The policies of conservative antitrust laid out by the new antitrust enforcers suggest a continued focus on the welfare of consumers and workers. This suggests a continued role for economics in shaping and advancing antitrust policy. However, Aviv Nevo writes, it is not clear from the actual actions taken by the antitrust agencies that economics, rather than political considerations, will be guiding antitrust policy.

This article is part of a symposium that explores the meaning and future of a conservative antitrust based on the writings and policies of the antitrust enforcers in the second Trump administration. You can read the contributions from Rebecca Haw Allensworth, Thomas Lambert, Gus Hurwitz, Christopher Sagers, and Aviv Nevo as they are published here.


On the first day in one of my classes as an undergraduate, the professor walked into the classroom and announced that what he says and what he means are two separate things (and therefore we can never catch him in a mistake). This was a very odd statement for various reasons, but it is one that has stayed with me (not sure I recall much else from that class) and has proven valuable as a life lesson. Sometimes the best way to understand what people intend is by focusing on what they do and not necessarily what they say. This thought came to mind when I was asked to comment on what conservative antitrust is, based on the speeches of Federal Trade Commission (FTC) Chairman Andrew Ferguson, Department of Justice Assistant Attorney General Gail Slater, and FTC Commissioner Mark Meador, where they outlined their visions for conservative antitrust. Even though a few months have passed since these speeches were given, we still have little to go on in terms of actions. In this article, I will use the evidence we do have to try to assess the likely role of economics at the antitrust agencies in the current administration.

There was a time when the role of economics in antitrust was well accepted. Over twenty years ago, Tim Muris, at the time chairman of the FTC, stated:

Policy discourse no longer focuses on whether economics should guide antitrust policy. That debate was settled long ago. The pressing question today is how. Which theories from the vast, diverse body of industrial organization economics should courts and enforcement agencies use to address antitrust problems? What hypotheses best explain business behavior in an increasingly complex and fast-changing business environment? How are economic ideas to be translated into operational rules?

To me, and probably to most economists, these words seem as true and as self-evident today as they were when Muris made his comments.

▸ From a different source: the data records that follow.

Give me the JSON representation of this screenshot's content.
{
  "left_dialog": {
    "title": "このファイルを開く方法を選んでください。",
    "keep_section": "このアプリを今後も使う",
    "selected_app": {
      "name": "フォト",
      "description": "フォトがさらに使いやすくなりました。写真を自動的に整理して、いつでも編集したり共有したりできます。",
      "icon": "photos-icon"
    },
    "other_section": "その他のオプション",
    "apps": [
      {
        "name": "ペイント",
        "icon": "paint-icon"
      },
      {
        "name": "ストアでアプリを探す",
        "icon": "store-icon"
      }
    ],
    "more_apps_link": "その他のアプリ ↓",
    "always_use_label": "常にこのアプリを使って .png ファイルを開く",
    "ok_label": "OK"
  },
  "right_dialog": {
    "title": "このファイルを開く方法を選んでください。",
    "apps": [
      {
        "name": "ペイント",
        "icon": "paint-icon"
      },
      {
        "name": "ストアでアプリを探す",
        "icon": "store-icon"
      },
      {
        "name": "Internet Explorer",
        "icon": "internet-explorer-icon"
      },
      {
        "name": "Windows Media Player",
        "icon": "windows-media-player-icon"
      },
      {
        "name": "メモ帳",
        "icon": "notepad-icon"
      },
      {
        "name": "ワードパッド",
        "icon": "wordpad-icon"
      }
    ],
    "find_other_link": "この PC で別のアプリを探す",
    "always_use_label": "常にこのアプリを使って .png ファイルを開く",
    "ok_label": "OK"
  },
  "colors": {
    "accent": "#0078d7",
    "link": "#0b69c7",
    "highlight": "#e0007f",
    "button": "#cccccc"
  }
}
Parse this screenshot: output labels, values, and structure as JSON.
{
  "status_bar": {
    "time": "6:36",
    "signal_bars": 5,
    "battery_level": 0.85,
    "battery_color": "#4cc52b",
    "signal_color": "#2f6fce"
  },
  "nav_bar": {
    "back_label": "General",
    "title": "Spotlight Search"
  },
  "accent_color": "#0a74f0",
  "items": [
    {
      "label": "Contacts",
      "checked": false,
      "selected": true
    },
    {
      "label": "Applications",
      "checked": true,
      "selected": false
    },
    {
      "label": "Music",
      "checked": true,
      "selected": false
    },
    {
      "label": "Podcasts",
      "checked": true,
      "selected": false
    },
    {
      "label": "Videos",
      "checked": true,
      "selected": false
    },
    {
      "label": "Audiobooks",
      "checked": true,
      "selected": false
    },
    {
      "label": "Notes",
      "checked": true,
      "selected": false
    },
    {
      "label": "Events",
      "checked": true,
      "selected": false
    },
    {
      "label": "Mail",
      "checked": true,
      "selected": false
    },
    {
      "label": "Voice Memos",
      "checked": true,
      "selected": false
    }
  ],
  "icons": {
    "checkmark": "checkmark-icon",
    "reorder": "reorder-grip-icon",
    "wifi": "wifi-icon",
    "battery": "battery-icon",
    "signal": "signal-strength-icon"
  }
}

This, however, does not seem to be the point of view of the current administration. On the plus side, the current administration seems to continue to accept the view that antitrust policy should be guided by the welfare of consumers (and workers). However, it is not clear that economics, rather than political considerations, will be guiding antitrust policy. It is likely that the agencies will support the use of economics if economic analysis can be tailored to support political goals. However, if economics contradicts the priorities of the agencies, then it is not clear that economists will have an impact. It seems like economics, and by default, economists, will serve as a tool in the service of goals dictated by politics. Economics no longer seems to be the fundamental lens through which to understand the goals of antitrust or a necessary justification for antitrust policy.

The good

One might expect that the attitude of the new administration toward the role of antitrust would be very different from past administrations, and especially different from the Biden administration’s approach. From the statements made so far, and despite claims to break from the past, the actual goals seem to be surprisingly similar. The focus, at least in the statements, seems to be on the protection of “real consumers” from “tyranny of monopoly” and from “both economic and political power,” with a particular focus on Big Tech. Some of the statements on the goals of antitrust could have easily been made, and similar statements were made, by the previous administration. Indeed, in some ways, the statements made by the antitrust leadership in the current administration go even further than anything said in the previous administration. For example, the previous administration was often accused of equating “big” and “bad,” but I am unaware of any speech that states that “[b]ig is bad” as clearly and simply as Commissioner Meador does on page two in his speech.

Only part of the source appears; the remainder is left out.